Seria justo que minha odisséia terminasse aí. Mas não terminou. Vou para o bilheteiro
do guichê n° 1. Examina os novos passes, pede-me a carteira funcional e me diz
secamente: 60 cruzeiros pelas duas poltronas. Dou-lhe o dinheiro, mas pergunto:
Que é que essas poltronas têm de mais?
Ele não demora na resposta:
Nada.
Então por que se paga à parte? Se eu não pagasse, iria em pé?
O homem ajusta os óculos ao nariz, fita-me serenamente, reflete no que vai dizer.
Responde-me:
Iria.
Quer dizer: um funcionário, viajando a serviço do Estado, tendo sua passagem requisitada
pelo Juízo de Menores, em nome do Ministro da Justiça, não tem direito sequer a viajar
sentado nas 11 horas do percurso.
Mas ainda há mais. Pergunto, delicadamente, ao ditador que tenho pela frente, se as
poltronas 37 e 38 do carro "B" ficam, ou não, na sombra. Com uma irritação
mal disfarçada em calma "superior", responde-me:
Meu caro senhor, quer um conselho? Peça a Deus que sejam na sombra, porque só Ele
pode decidir.
Ali a justiça divina já está feita de antemão. Qualquer dos lugares é igual nos
benefícios e nas desvantagens. Em 11 horas de viagem, de 7:25 às 18:25, quem tiver sol
pela manhã não o terá mais à tarde, e quem, pela manhã, gozar da sombra, escaldará
com o sol de depois do meio-dia.
Rimo-nos, ambos, para descarregar os nervos, evidentemente tensos, tensíssimos.

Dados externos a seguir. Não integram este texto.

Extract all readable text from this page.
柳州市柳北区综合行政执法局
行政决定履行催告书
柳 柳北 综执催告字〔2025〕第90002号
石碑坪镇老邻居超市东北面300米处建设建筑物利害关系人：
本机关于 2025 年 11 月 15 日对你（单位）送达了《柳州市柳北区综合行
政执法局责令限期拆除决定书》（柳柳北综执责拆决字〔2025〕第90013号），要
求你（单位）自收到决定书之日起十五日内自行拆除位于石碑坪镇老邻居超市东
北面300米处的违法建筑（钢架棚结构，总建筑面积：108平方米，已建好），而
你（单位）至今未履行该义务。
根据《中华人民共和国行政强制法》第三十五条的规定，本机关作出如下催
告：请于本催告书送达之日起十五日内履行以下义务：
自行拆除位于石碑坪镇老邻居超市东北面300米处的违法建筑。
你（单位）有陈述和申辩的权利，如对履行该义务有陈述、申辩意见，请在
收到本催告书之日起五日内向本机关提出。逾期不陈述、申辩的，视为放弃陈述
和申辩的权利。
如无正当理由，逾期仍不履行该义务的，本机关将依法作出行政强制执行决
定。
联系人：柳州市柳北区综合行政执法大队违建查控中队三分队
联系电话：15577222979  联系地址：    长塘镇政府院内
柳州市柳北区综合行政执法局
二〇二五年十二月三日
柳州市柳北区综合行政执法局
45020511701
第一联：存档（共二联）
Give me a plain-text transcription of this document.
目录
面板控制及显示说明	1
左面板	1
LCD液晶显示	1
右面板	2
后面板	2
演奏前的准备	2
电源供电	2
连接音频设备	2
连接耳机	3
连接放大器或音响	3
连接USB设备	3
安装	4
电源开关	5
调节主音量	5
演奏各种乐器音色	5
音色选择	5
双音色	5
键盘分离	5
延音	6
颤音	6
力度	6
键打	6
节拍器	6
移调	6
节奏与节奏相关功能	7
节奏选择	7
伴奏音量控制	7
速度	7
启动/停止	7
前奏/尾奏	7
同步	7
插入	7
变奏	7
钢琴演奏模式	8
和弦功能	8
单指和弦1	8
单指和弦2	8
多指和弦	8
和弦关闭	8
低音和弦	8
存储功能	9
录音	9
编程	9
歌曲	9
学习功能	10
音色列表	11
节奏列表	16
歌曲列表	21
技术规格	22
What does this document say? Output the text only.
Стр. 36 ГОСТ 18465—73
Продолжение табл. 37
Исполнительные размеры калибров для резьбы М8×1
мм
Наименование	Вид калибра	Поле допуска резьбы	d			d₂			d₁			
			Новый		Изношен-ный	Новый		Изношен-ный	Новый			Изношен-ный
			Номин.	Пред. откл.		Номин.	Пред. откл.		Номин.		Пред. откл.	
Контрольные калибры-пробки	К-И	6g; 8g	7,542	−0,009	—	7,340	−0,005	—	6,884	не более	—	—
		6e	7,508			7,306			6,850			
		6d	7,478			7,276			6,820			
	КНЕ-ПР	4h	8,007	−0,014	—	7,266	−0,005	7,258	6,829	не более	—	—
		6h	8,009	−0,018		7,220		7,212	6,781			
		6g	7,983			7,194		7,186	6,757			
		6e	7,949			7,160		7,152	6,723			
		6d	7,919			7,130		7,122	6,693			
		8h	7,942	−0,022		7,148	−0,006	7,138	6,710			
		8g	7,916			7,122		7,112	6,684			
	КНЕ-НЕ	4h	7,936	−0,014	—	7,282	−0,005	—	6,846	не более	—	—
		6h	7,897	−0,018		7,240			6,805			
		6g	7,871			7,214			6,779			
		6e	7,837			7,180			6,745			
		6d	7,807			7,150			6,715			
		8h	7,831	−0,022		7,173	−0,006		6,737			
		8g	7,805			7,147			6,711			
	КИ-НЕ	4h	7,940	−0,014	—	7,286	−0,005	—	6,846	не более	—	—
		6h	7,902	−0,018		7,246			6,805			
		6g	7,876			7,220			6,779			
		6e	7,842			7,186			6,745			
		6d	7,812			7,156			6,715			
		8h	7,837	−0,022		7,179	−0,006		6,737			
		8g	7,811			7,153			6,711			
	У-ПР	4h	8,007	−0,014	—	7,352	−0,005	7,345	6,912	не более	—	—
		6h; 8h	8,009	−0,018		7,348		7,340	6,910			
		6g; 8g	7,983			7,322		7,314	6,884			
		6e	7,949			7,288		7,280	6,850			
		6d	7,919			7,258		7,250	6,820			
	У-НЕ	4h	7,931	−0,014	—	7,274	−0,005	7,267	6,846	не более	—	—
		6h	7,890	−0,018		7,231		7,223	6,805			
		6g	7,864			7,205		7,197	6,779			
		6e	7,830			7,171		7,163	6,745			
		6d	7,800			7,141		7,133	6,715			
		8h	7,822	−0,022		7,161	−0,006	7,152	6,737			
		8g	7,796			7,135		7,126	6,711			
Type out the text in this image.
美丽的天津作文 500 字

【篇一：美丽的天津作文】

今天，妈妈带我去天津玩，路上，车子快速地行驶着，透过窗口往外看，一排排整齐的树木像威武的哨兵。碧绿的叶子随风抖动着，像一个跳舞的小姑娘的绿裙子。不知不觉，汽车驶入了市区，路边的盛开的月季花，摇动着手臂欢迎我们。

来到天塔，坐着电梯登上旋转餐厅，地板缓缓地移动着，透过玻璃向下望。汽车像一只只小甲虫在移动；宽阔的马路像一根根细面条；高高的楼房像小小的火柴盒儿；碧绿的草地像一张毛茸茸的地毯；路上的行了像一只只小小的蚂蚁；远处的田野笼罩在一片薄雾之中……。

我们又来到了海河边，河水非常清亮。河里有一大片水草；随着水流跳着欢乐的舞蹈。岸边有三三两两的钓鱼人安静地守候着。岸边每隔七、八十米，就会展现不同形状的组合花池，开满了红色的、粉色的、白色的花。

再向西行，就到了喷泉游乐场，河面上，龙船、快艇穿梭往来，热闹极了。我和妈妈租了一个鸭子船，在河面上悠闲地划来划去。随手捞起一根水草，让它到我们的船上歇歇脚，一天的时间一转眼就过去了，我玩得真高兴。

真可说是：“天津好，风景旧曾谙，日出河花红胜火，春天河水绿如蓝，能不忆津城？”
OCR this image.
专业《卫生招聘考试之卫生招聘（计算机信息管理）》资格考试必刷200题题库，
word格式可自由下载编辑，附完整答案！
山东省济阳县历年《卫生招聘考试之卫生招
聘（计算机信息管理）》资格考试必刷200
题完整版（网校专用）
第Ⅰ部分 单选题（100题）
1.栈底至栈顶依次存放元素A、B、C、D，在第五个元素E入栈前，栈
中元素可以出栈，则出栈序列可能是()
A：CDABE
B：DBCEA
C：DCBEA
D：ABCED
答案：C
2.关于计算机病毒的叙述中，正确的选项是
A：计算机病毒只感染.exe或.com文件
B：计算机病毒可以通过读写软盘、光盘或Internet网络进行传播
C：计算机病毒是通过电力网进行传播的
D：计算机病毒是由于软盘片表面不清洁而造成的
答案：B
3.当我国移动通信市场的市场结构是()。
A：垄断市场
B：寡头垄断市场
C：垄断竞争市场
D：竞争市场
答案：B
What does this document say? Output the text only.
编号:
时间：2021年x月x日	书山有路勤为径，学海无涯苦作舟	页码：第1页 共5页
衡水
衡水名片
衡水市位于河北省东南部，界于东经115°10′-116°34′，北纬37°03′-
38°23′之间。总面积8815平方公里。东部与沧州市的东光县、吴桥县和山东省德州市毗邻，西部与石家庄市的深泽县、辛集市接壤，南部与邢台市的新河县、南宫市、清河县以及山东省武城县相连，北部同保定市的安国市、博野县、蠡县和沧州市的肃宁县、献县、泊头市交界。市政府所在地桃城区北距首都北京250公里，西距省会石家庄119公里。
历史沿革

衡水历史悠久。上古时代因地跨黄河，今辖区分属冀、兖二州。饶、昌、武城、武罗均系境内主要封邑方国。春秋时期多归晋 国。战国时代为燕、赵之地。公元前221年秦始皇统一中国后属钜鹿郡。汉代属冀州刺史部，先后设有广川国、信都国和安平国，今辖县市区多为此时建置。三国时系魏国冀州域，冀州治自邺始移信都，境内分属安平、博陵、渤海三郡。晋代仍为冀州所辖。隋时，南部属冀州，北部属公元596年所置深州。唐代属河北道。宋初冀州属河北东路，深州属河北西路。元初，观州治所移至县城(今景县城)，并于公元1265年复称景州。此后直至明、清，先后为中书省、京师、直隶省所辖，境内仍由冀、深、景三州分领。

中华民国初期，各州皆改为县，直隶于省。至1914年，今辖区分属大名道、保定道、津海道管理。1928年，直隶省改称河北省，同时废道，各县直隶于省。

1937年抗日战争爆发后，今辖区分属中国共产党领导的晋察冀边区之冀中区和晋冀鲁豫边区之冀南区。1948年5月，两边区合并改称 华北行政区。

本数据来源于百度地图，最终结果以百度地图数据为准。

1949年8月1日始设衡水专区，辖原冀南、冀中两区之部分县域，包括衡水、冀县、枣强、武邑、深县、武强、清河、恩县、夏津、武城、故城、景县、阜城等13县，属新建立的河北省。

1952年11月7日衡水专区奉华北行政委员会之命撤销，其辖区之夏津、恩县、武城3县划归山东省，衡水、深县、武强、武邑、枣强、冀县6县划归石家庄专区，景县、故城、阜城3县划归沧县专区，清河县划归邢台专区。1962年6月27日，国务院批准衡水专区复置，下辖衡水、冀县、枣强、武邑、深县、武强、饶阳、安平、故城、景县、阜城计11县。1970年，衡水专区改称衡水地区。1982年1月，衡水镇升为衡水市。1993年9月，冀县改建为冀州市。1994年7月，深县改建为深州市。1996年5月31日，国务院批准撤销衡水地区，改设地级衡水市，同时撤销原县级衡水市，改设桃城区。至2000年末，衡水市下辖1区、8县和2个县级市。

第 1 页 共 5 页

Desejo-lhe Feliz Natal com toda a sinceridade. Posso respirar, enfim. As providências que
tinha de tomar para garantir nosso anti-Natal, meu e do meu filho, já estão tomadas.
Carlos Sussekind, como seu pai, nasceu no Rio de Janeiro. Traduziu diversas obras e
lançou, como de autoria de Carlos & Carlos Sussekind, o livro "Armadilha
para Lamartine". Os diários do pai e do filho fornecem material para contar uma
história sob a perspectiva da loucura no cotidiano.
O texto acima está entre "Os
Cem Melhores Contos Brasileiros do Século", Editora Objetiva Rio de
Janeiro, 2000, pág. 544, seleção de Ítalo Moriconi, e foi publicado originalmente em
"Contos Para Um Natal Brasileiro", organizado por Betinho para a
Relume-Dumará Rio de Janeiro, 1996.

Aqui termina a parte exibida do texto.